Dandelions and clover

It was fun to read all of your comments last week about your opinions on lawn care.  To follow up on it I’m going to talk a little bit about why I’m not fond of companies which apply herbicides multiple times throughout the year.  But first I think I’ll mention why I apply herbicides at all — aesthetics.  That’s it — the whole reason. Could I go the no-lawn route?  Yes, but I like having a yard to run in.  Not a huge yard, but a little yard to play tag with the kids.

What I long for though is the yard from the house that I grew up in.  Our house in southeastern PA (About an hour west of Philly and an hour east of Lancaster) was set back about 800 feet from the road and was on old agricultural land.  The area around the house was planted in grass in the mid 70s and then it was left alone.  Fertilized once the first year I think, but that’s it.  Dandelions invaded quickly as did clover.  Over the years the clover began to dominate the grass, but not to the point that the grass disappeared, and the lawn actually appeared relatively homogeneous.  Dandelions never left, but their numbers declined.  The clover grew low and the grass never shot up like it does in a heavily fertilized lawn and so mowings only happened once every two weeks or so (well, OK, sometimes more often depending on the weather and where on the lawn you were — the spot over the septic tank needed mowing every 48 hours or so).  The grass did go dormant most summers, but 800 feet from the road there wasn’t anyone to complain, and besides, the clover kept the lawn from appearing completely scorched.  The lawn looked good for well over 30 years (until my parents remodeled the house and the yard was torn up).

The typical suburbanite might not have liked this lawn, but to me this lawn looked great, and, besides, it was low maintenance.  The reason I’m bothering to tell you about this lawn though is because it illustrates so well what lawn care companies make impossible.  They say (and by “they” I mean professors like myself) that pesticides beget pesticides and fertilizers beget fertilizers, and nowhere is that as true as in a well manicured lawn.  The herbicide of choice is 2,4 D (though there are many others that are used) which lawn care companies apply multiple times over the the course of a year.  This pesticide does a great job of killing dandelions, but it also kills clover.  It rarely hurts grass unless it’s grossly over-applied.  The problem with killing clover is that this clover is the stuff that fed the grass in the house where I grew up.  Clover takes nitrogen out of the air and makes it available to grass every time the lawn is mowed (the clipped off pieces of clover degrade and the nitrogen in them feeds whatever plants are around).  Without the clover you need to add fertilizers.  So, because the lawn care company is keeping the lawn free of weeds they also need to fertilize because they’re killing all of the natural fertilizer.  Here’s the thing, the weed that most people in the suburbs like least, dandelions, is actually very sensitive to low potassium.  The lower the potassium in the soil the worse it does.  In fact, dandelions can easily be out-competed by grass and clover if potassium is low — just as happened in the yard of the house where I grew up.  But do lawn care companies pay attention to this (by using high nitrogen, low potassium fertilizers?)  What do you think?

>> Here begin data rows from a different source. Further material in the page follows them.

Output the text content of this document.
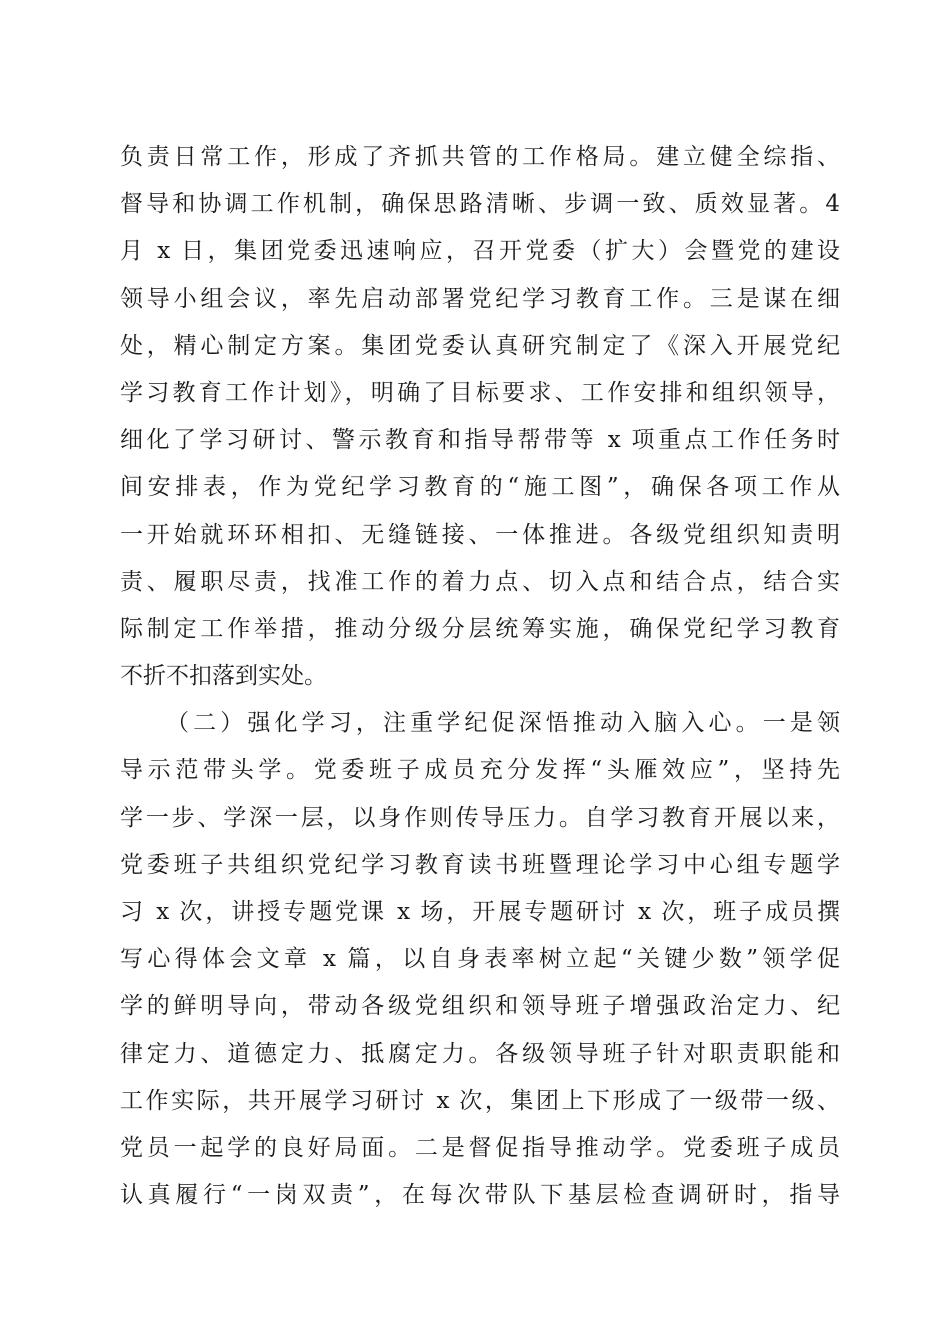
负责日常工作，形成了齐抓共管的工作格局。建立健全综指、
督导和协调工作机制，确保思路清晰、步调一致、质效显著。4
月 x 日，集团党委迅速响应，召开党委（扩大）会暨党的建设
领导小组会议，率先启动部署党纪学习教育工作。三是谋在细
处，精心制定方案。集团党委认真研究制定了《深入开展党纪
学习教育工作计划》，明确了目标要求、工作安排和组织领导，
细化了学习研讨、警示教育和指导帮带等 x 项重点工作任务时
间安排表，作为党纪学习教育的“施工图”，确保各项工作从
一开始就环环相扣、无缝链接、一体推进。各级党组织知责明
责、履职尽责，找准工作的着力点、切入点和结合点，结合实
际制定工作举措，推动分级分层统筹实施，确保党纪学习教育
不折不扣落到实处。
（二）强化学习，注重学纪促深悟推动入脑入心。一是领
导示范带头学。党委班子成员充分发挥“头雁效应”，坚持先
学一步、学深一层，以身作则传导压力。自学习教育开展以来，
党委班子共组织党纪学习教育读书班暨理论学习中心组专题学
习 x 次，讲授专题党课 x 场，开展专题研讨 x 次，班子成员撰
写心得体会文章 x 篇，以自身表率树立起“关键少数”领学促
学的鲜明导向，带动各级党组织和领导班子增强政治定力、纪
律定力、道德定力、抵腐定力。各级领导班子针对职责职能和
工作实际，共开展学习研讨 x 次，集团上下形成了一级带一级、
党员一起学的良好局面。二是督促指导推动学。党委班子成员
认真履行“一岗双责”，在每次带队下基层检查调研时，指导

My guess is that many of you thought that I’d cite all kinds of scary side effects of the pesticides used on lawns.  Nope.  In general I think that, if used properly, they’re pretty safe for humans (with a few notable exceptions).  I’ve spent a lot of time reviewing epidemiological and toxicology studies and I can think of many worse things.  I am somewhat fearful of what 2,4 D may do to dogs in particular — they can’t excrete this poison like we can.  Don’t think for a minute that I’m calling these poisons perfectly safe — I just think there are plenty of other better established reasons to avoid lawn care company pesticide schedules.